A study found that 61 percent of consumers are willing to allow open access to their financial information in exchange for easier banking, while 77 percent of U.S. banks plan to invest in open banking initiatives this year.
Europe is ahead of the U.S., largely due to the revised Payment Services Directive (PSD2) that requires European Union (EU) banks to provide each other access to transaction data and account information. Roughly 75 percent of FIs in Europe see open banking as core to their digital transformation.
Security Issues
As cited above, a significant number of members want CUs to invest more in security. And security concerns aren’t unfounded when it comes to open banking.
Technically, releasing users’ data to third parties violates agreements between banks and customers currently, but open banking could change this or even transform security practices and create more stringent standards.
Jack Lynch, chief risk officer at PSCU, spoke with PYMNTS about how credit unions can balance the need for fraud protection without unduly inconveniencing their members. Education is part of the equation. “The more members know about changes in security and expectations for their day-to-day account activities and how their credit union is working to keep their information protected, the more seamless the experience will be for both parties,” he said.
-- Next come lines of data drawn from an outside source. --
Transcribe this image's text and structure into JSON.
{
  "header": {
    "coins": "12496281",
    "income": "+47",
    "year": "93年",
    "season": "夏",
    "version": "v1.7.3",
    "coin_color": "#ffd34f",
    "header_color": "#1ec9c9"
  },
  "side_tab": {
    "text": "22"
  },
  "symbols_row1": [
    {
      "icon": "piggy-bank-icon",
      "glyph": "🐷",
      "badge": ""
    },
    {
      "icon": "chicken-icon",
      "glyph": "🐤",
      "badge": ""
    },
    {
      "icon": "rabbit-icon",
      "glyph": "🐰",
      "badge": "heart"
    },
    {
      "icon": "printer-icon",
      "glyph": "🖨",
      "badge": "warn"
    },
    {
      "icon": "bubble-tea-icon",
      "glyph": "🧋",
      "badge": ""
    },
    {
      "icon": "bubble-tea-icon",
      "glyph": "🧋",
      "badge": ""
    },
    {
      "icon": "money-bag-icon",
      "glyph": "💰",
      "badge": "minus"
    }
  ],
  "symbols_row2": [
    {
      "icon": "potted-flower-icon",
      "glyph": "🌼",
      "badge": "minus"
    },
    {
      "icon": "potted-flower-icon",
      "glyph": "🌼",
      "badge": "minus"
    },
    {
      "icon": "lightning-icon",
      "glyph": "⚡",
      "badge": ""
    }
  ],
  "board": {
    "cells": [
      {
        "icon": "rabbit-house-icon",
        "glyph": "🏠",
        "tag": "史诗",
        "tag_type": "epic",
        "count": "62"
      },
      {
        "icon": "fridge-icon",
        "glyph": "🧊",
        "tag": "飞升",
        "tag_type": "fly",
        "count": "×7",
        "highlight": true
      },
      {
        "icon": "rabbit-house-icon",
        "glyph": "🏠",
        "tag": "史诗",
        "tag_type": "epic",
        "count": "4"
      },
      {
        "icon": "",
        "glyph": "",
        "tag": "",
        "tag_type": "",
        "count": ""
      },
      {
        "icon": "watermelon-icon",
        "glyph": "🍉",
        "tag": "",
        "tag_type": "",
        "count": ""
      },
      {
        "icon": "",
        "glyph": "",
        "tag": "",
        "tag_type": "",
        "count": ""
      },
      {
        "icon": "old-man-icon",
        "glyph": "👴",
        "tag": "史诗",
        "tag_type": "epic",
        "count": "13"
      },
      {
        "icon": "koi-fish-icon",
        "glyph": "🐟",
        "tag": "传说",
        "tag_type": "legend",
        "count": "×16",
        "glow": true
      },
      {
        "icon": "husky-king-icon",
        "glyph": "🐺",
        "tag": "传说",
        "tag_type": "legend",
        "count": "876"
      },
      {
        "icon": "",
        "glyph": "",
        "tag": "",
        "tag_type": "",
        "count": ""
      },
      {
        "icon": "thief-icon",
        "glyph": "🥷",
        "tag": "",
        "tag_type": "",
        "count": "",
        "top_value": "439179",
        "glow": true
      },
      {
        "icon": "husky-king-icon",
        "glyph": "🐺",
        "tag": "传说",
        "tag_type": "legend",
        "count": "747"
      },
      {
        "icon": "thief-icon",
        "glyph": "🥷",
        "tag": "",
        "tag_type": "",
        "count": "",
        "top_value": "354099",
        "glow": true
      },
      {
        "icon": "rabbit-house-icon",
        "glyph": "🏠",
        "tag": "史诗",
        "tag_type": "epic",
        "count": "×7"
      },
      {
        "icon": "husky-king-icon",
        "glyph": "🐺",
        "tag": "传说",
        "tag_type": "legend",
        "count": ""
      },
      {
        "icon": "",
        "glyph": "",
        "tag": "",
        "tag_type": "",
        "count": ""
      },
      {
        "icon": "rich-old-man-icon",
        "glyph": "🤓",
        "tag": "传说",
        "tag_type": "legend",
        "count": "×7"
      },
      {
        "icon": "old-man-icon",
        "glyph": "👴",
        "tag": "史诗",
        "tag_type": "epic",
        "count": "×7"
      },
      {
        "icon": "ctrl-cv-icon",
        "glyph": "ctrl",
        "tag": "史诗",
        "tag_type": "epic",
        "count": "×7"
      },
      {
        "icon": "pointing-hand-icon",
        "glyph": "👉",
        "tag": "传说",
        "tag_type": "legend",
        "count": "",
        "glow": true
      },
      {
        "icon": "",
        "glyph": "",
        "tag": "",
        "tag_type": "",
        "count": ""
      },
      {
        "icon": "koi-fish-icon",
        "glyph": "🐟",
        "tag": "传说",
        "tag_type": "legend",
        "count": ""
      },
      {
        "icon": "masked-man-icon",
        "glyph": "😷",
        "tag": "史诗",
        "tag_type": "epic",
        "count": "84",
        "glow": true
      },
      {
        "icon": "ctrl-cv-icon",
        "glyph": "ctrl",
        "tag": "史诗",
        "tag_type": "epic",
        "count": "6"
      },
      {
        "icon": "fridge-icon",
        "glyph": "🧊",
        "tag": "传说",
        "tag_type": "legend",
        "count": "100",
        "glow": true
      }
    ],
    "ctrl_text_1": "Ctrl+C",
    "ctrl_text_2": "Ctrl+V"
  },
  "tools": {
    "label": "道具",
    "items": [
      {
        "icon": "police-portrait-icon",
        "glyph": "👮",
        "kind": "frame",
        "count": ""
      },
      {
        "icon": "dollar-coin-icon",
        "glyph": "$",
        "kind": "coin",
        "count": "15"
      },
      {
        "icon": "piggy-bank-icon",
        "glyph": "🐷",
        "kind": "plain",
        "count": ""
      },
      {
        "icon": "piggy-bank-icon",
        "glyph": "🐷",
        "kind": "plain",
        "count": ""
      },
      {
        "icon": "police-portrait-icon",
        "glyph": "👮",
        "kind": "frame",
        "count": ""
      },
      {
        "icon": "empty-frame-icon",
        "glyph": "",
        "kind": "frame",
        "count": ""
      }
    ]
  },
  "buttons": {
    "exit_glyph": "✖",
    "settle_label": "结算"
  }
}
Like many FIs, credit unions are also exploring biometrics and other new authentication and artificial intelligence (AI) technologies. CCCU recently implemented a security system that utilizes AI and pattern recognition to examine and identify fraudulent transactions. Suspicious activities are flagged for human analysts for review.
“What this system [does] is essentially tap into our operational data store, which is a copy of our core that will allow us to detect, in near real time, different anomalies with a pattern of transaction,” said CCCU’s Moran.
Beyond the never-ending battle against fraud, AI can, and already is, helping to transform the way people interact with their credit unions — from using voice assistants for customer service to chatbots for engagement.
AI-powered chatbots can create revenue-saving potential for credit unions. These automated services are on track to save roughly $8 billion annually by 2022, by some estimates.